El anciano Simeón por otro lado representa al antiguo israel fiel que ve cumplidas en el Divino Niño Jesús las promesas realizadas a los patriarcas, así como también la advertencia que hace a santa María indicándole su participación a la pasión de Cristo, es para nosotros un recordatorio que el que sigue a Jesús comparte su destino en el Calvario, pero no debemos de olvidar que también lo comparte en la Resurrección y en el Cielo. Así con este último versículo a través de nuestra Buena Madre se le da un sabor de Pascua a la Navidad.
Roguemos a Dios Padre nos conceda la gracia por intercesión de la Sagrada Familia de Nazaret de poder ser fieles a su Palabra de Amor y convertirnos así en sal de la tierra y luz del mundo para alabanza y gloria Suya.
Nota: La imagen es la «Presentación del Señor» del Giotto
Apéndice.
Sobre la oración de Simeón es bellísimo un texto de san Aelred de Rievaulx (Sermón «Si has buscado al Señor»):
«Simeón tomó al niño en sus brazos y bendijo a Dios» (Lc 2,28).
«Simeón vino al templo, movido por el Espíritu Santo.» Y tú, si con sumo interés has buscado a Jesús por todas partes, es decir, si –como la Esposa del Cantar de los Cantares (Ct 3,1-3)- los has buscado sobre el lecho de tu descanso, ahora leyendo, ahora orando, ahora meditando, si lo has buscado también en la ciudad preguntando a tus hermanos, hablando de él, compartiendo sobre él, si tu lo has buscado por las calles y las plazas aprovechándote de las palabras y de los ejemplos de los demás, si lo has buscado junto a los centinelas, es decir, escuchando a aquellos que buscan la perfección, entonces tú vendrás al templo «movido por el Espíritu». Ciertamente, es el mejor lugar para el encuentro del Verbo con el alma: se le busca por todas partes, se le reconoce en el templo… «He encontrado al Amado de mi alma» (Ct 3,4).
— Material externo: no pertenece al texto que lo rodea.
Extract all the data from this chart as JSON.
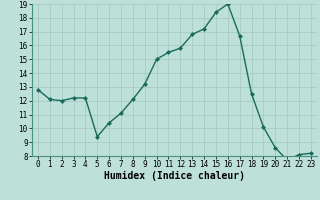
{
  "x": [
    0,
    1,
    2,
    3,
    4,
    5,
    6,
    7,
    8,
    9,
    10,
    11,
    12,
    13,
    14,
    15,
    16,
    17,
    18,
    19,
    20,
    21,
    22,
    23
  ],
  "y": [
    12.8,
    12.1,
    12.0,
    12.2,
    12.2,
    9.4,
    10.4,
    11.1,
    12.1,
    13.2,
    15.0,
    15.5,
    15.8,
    16.8,
    17.2,
    18.4,
    19.0,
    16.7,
    12.5,
    10.1,
    8.6,
    7.7,
    8.1,
    8.2
  ],
  "xlabel": "Humidex (Indice chaleur)",
  "ylim": [
    8,
    19
  ],
  "xlim": [
    -0.5,
    23.5
  ],
  "yticks": [
    8,
    9,
    10,
    11,
    12,
    13,
    14,
    15,
    16,
    17,
    18,
    19
  ],
  "xticks": [
    0,
    1,
    2,
    3,
    4,
    5,
    6,
    7,
    8,
    9,
    10,
    11,
    12,
    13,
    14,
    15,
    16,
    17,
    18,
    19,
    20,
    21,
    22,
    23
  ],
  "line_color": "#1a6b5a",
  "marker_color": "#1a6b5a",
  "bg_color": "#bde0d8",
  "grid_color": "#a8ccc4",
  "xlabel_fontsize": 7,
  "tick_fontsize": 5.5
}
Busca, pues, por todas partes, búscale en todo, búscale cerca de todos, pasa y sobrepásalo todo para, por fin, llegar al lugar de la tienda, hasta la morada de Dios, y entonces, le encontrarás.
«Simeón vino al templo movido por el Espíritu.» Cuando sus padres llevaron al Niño Jesús, también él le recibió en sus manos: he aquí el amor que gusta por el consentimiento, que se une por el abrazo, que saborea por el afecto. ¡Oh, hermanos, que se calle aquí la lengua… Aquí, nada se desea si no es el silencio: son los secretos del Esposo y la Esposa… el extraño no puede tener parte en ello. «Mi secreto es mío, mi secreto es mío!» (Is 24,16 Vulg) ¿Dónde está, para ti, Esposa, tu secreto, tú la única que ha experimentado la dulzura que se saborea cuando en un beso espiritual, el espíritu creado y el Espíritu increado se encuentra uno frente al otro y se unen el uno con el otro hasta el punto que son dos en uno, o mucho mejor, digo, uno solo: justificante y justificado, santificado y santificante, deificante y deificado?
Ojalá merezcamos también nosotros decir lo que sigue: «Lo he cogido y no lo soltaré» (Ct 3,4). Eso es lo que ha merecido san Simeón según dice: «Ahora, Señor, puedes dejar a tu siervo irse en paz.» Ha querido que le deje marchar, liberado de los lazos de la carne, para gozar aún más fuertemente del abrazo de su corazón, Jesucristo nuestro Señor, para quien es la gloria y el honor por los siglos sin fin.